Uranium mining is also incredibly damaging to the environment due to its radioactive nature, according to the EPA, and Native American tribes have stood in firm opposition to new mining operations on their land.
Hundreds of abandoned uranium mines established from the 1950s through the 1980s dot the Navajo reservation. As a result, many Navajo women have high levels of radioactive metal in their systems, according to a recent study by the University of New Mexico.
Then, there’s the lack of U.S.-based uranium enrichment companies. Russia not only supplies the U.S. with uranium, it also enriches up to 20% of the uranium used in U.S. reactors.
“There’s no U.S. company that is actively in enrichment,” Hinze said. “There’s one company [Honeywell] that does what’s called conversion, which is an intermediate step…but that plant has been offline since 2017 and is only coming back next year.”
“I’m not convinced something like pure energy independence is even possible,” Hinze added.
A push for domestic uranium production?
Uranium prices have jumped roughly 30% since the invasion of Ukraine began, and that’s without sanctions on uranium imports from Russia.
The jump is largely a result of speculation from buyers, including the Toronto-based hedge fund Sprott Asset Management LP, which purchased excess supply in the days following Ukraine’s invasion in hopes of making a profit from supply disruptions.
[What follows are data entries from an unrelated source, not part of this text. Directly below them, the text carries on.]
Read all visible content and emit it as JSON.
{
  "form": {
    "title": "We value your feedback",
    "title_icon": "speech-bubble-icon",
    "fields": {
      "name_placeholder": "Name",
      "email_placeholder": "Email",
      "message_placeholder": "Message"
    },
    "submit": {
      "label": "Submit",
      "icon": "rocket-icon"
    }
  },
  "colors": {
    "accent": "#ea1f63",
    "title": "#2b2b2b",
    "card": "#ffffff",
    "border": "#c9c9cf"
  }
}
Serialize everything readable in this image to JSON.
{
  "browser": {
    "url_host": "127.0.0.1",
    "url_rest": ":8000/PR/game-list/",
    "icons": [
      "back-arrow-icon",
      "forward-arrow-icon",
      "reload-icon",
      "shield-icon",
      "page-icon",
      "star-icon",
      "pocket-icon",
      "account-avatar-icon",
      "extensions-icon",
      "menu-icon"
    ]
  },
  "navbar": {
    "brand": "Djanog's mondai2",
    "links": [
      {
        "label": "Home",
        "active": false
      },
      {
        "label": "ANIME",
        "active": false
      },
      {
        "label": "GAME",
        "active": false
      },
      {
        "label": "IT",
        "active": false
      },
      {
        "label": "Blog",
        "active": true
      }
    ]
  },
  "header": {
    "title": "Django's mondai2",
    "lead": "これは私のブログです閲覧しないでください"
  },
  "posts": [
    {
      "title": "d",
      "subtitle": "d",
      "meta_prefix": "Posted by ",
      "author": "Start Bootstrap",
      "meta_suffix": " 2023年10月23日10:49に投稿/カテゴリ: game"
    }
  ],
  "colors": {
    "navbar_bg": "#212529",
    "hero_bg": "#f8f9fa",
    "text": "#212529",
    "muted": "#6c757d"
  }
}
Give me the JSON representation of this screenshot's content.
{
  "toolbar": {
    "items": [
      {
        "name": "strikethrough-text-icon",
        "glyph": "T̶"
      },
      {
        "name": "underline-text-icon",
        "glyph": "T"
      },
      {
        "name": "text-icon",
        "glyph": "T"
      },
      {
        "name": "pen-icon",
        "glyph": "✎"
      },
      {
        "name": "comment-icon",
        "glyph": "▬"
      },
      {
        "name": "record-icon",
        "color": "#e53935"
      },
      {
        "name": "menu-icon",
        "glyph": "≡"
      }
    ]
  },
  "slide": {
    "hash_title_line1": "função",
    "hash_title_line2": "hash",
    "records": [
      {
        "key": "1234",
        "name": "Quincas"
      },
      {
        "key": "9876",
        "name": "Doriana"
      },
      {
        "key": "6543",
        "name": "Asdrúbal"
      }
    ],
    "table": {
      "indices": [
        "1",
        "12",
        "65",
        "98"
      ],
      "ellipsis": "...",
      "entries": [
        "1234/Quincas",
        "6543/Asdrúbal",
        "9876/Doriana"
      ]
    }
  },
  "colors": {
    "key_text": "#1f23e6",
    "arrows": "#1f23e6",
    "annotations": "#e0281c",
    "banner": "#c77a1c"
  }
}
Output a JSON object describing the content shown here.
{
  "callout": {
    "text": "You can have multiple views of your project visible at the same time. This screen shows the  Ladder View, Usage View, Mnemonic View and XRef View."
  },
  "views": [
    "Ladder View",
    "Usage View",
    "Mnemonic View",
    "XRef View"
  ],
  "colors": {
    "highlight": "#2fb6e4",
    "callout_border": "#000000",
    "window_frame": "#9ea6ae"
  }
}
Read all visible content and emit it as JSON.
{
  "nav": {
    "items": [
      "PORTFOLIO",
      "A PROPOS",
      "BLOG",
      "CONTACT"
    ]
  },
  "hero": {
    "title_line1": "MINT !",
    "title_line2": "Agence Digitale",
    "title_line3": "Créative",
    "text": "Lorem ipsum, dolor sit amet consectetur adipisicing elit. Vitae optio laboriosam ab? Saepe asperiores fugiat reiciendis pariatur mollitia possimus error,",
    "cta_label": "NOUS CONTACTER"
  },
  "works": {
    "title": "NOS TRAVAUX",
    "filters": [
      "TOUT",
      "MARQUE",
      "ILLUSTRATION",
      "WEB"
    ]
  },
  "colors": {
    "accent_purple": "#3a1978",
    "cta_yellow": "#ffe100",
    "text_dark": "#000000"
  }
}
This reality hasn’t stopped a bipartisan group of congressmen from proposing a bill to ban uranium imports from Russia. Rep. Pete Stauber (R-MN) said a ban on Russian uranium would “stop funding for Putin’s brutal war against Ukraine, create jobs for American workers, and secure our national defense” in a press release announcing the bill.
But the U.S. Department of Energy’s top nuclear energy official, Kathryn Huff, said replacing Russian uranium amid a ban on imports would require government spending in excess of $1 billion.
While mining companies and associations including the Uranium Producers of America and the National Mining Association stand in support of the bi-partisan proposal, with inflation at a four-decade high, Americans might not be quite as keen to see their energy costs rise.